Ethiopia is considered the birthplace of coffee; it contains around 99% of the genetic material found globally. Almost every coffea arabica plant is derived from one out of the thousands of Ethiopian landraces by way of the Arabian peninsula. Even though you find coffees a world apart, they’re more connected than you might think. To show this idea in action, we’re highlighting two exemplary coffees, Colombia Finca La Estrella Gesha and Ethiopia Dinkinesh: Nano Genji, with our Discourse & Dissent Series.

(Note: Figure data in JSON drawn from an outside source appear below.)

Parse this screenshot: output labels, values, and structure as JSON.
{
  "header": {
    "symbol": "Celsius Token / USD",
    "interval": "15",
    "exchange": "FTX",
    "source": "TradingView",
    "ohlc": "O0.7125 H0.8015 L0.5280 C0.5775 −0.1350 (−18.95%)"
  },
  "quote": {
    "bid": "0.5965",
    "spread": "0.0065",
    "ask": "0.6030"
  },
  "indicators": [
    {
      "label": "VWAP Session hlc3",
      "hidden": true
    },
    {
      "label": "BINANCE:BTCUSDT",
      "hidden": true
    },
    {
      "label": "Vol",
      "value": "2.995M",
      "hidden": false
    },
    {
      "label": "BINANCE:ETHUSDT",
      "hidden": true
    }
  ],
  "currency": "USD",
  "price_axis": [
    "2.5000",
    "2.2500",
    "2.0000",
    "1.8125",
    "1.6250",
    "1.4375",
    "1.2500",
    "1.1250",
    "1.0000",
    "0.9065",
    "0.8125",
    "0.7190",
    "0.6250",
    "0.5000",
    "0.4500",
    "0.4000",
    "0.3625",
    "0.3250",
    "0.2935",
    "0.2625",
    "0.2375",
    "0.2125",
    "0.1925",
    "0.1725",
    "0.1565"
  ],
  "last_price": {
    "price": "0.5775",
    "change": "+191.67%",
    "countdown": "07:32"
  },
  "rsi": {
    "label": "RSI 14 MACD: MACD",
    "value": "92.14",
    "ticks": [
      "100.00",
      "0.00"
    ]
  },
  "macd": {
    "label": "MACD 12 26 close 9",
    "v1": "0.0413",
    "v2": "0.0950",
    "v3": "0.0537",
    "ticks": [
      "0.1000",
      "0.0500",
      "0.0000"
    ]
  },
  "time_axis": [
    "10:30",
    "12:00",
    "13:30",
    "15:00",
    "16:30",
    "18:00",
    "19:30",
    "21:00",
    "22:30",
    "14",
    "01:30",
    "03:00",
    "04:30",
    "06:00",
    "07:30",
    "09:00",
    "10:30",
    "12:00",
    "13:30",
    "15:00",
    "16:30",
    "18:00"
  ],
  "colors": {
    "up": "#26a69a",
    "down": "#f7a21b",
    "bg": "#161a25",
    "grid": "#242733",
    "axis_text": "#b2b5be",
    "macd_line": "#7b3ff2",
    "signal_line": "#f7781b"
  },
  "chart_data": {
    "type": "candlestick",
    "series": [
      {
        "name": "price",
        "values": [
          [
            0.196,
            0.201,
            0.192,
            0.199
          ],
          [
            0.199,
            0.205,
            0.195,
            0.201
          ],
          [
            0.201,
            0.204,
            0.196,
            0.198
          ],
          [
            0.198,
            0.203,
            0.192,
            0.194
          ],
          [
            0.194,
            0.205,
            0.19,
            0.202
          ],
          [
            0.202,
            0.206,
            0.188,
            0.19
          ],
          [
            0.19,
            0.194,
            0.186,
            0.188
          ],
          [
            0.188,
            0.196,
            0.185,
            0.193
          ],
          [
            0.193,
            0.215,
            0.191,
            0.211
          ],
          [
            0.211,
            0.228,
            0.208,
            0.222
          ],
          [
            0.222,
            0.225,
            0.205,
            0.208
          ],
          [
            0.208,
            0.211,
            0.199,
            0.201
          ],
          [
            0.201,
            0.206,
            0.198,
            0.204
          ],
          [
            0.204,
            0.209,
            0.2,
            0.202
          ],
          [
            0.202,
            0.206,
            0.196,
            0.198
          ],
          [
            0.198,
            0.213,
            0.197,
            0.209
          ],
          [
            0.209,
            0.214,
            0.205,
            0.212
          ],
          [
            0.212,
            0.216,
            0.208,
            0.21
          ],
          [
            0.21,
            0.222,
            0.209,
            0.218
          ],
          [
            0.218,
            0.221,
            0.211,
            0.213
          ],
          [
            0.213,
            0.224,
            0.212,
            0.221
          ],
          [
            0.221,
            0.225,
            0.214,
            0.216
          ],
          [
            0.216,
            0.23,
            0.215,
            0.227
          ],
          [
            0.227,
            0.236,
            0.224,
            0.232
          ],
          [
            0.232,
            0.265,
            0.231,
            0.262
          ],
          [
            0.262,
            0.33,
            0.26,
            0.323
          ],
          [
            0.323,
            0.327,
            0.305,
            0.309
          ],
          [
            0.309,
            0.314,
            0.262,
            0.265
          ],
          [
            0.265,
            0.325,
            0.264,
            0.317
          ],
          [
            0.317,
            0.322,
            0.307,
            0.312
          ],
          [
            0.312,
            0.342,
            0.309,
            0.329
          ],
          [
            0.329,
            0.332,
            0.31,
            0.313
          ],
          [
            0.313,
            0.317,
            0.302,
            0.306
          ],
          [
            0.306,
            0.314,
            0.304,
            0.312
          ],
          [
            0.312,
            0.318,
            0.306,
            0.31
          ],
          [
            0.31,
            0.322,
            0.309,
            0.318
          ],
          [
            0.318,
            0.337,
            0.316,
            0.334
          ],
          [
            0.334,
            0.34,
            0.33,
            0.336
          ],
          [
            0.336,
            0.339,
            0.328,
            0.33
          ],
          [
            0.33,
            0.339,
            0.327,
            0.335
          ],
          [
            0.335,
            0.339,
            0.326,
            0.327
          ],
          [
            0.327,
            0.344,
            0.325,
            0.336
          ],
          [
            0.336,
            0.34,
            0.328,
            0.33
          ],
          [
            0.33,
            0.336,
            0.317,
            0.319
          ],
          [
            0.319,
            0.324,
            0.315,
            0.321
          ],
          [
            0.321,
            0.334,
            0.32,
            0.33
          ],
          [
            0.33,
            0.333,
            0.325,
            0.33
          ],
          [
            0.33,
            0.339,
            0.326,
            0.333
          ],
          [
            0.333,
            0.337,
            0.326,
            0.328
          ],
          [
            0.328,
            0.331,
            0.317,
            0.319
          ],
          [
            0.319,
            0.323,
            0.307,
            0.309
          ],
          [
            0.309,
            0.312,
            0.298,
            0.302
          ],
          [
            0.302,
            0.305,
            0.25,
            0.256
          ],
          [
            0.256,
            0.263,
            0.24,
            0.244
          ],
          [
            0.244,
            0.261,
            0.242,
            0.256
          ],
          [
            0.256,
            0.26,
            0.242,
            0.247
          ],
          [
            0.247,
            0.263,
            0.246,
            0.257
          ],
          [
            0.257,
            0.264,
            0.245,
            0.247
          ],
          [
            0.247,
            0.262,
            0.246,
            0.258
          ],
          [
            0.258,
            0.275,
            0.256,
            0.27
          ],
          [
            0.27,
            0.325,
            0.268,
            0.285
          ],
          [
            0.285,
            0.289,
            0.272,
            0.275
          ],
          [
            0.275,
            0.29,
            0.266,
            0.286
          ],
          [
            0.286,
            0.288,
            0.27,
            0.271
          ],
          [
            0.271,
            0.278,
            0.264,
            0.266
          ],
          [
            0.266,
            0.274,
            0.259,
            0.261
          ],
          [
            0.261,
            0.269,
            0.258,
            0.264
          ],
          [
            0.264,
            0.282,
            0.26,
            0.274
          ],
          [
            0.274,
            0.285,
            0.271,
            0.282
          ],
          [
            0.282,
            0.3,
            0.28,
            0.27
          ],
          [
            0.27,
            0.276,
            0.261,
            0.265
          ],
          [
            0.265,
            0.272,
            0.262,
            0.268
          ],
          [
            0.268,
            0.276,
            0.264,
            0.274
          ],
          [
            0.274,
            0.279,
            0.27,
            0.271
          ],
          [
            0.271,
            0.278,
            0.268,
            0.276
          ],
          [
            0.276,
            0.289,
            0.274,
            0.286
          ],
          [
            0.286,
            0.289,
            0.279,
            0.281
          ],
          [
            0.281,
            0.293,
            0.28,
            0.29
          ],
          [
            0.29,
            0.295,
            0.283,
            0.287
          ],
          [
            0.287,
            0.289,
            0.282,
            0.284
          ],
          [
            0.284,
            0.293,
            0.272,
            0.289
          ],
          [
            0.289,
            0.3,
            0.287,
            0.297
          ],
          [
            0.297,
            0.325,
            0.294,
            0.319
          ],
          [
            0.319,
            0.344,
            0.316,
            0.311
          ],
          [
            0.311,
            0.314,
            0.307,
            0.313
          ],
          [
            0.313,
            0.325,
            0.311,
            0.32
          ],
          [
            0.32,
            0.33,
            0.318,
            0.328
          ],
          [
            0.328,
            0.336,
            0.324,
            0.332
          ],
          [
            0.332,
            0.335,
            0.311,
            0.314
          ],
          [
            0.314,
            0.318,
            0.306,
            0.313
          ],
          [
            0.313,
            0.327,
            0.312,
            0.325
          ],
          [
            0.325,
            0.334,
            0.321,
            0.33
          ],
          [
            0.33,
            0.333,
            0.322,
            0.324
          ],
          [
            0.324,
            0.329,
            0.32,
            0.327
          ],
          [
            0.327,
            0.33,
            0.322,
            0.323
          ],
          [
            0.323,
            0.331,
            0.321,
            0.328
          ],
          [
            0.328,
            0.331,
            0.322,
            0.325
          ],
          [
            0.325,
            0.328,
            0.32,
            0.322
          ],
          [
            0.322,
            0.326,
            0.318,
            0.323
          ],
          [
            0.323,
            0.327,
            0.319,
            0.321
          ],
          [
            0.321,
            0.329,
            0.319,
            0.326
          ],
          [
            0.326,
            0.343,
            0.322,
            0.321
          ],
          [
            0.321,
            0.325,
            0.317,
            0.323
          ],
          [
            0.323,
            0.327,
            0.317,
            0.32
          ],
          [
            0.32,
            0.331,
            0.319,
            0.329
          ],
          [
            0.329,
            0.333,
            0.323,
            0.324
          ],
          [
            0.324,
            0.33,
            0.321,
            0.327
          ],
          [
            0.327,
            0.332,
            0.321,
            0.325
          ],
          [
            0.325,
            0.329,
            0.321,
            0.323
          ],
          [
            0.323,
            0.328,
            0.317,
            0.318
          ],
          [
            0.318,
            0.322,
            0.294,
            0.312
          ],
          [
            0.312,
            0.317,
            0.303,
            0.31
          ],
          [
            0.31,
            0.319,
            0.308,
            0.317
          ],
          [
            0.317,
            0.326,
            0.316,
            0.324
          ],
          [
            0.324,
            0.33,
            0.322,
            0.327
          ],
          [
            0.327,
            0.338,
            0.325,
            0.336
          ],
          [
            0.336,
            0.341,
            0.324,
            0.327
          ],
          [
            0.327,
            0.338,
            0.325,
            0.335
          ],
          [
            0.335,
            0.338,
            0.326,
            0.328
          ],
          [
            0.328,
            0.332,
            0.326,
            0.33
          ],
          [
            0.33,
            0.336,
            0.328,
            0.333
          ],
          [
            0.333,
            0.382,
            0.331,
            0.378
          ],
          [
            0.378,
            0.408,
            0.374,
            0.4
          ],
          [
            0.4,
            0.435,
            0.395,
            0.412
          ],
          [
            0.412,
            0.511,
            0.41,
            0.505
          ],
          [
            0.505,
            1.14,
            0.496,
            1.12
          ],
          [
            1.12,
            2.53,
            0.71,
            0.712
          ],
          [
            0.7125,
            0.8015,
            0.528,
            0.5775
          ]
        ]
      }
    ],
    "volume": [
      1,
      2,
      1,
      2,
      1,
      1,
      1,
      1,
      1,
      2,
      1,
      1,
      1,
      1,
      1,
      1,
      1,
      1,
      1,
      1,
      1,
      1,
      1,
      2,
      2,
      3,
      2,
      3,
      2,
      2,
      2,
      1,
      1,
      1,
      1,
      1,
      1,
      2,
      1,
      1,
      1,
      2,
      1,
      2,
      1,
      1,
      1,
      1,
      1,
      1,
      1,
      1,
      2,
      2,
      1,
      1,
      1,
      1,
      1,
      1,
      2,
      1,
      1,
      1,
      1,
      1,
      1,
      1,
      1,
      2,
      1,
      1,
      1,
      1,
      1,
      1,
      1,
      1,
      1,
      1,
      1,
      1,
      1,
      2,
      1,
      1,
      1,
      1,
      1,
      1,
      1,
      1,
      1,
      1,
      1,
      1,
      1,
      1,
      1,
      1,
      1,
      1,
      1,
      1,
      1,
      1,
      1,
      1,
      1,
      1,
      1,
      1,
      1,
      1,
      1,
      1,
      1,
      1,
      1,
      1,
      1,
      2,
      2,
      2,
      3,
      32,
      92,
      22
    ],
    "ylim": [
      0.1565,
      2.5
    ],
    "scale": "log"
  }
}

Nano Genji features varieties called indigenous landraces - coffee plants that originally thrived in the wild, but were domesticated and adapted under specific farming conditions. Because landraces haven’t been hybridized with lower quality varieties and were passed down by word-of-mouth for generations in Ethiopia, the cup quality can be outstanding. Nano Genji exemplifies the beautiful floral-fruit notes of lychee, hibiscus, candied citrus that we enjoy from many Ethiopian landraces.

From its cradle in Ethiopia, coffee spread across the global tropics, hopping the Red Sea to Yemen, trekking to India and Indonesia, before landing in South and Central America. In the Americas, one landrace selection stands out above the rest. In the 1930’s, the Ethiopian village of Gesha sent a few promising landrace selections to Kenya and Tanzania. However, it wasn’t until the 1950’s that Gesha crossed the Atlantic Ocean to Costa Rica, then to Panama in the 60’s. Fast forward to 2003-04 when Gesha was first separated as a single varietal cup, with its intensely floral and sweet tropical fruit aromatics exploding onto the Specialty coffee scene with a huge win at the Best of Panama coffee competition. From there, the Gesha variety became incredibly popular and was quickly adopted by producers around the coffee belt.

Featuring the Gesha variety, our Colombia Finca La Estrella echoes the floral and fruit-forward qualities of Nano Genji and other high-quality Ethiopian coffees. Tasting notes of jasmine, oolong tea, passion fruit, papaya, and Meyer lemon all feature prominently in this cup, with vibrancy and balance that pull it all together.

A little coffee history allows us to experience the idea that even though these two coffees were grown thousands of miles apart, they share more in common than you might think. Coffee may be an everyday drink, but there’s so much it has to reveal as we seek to unconceal.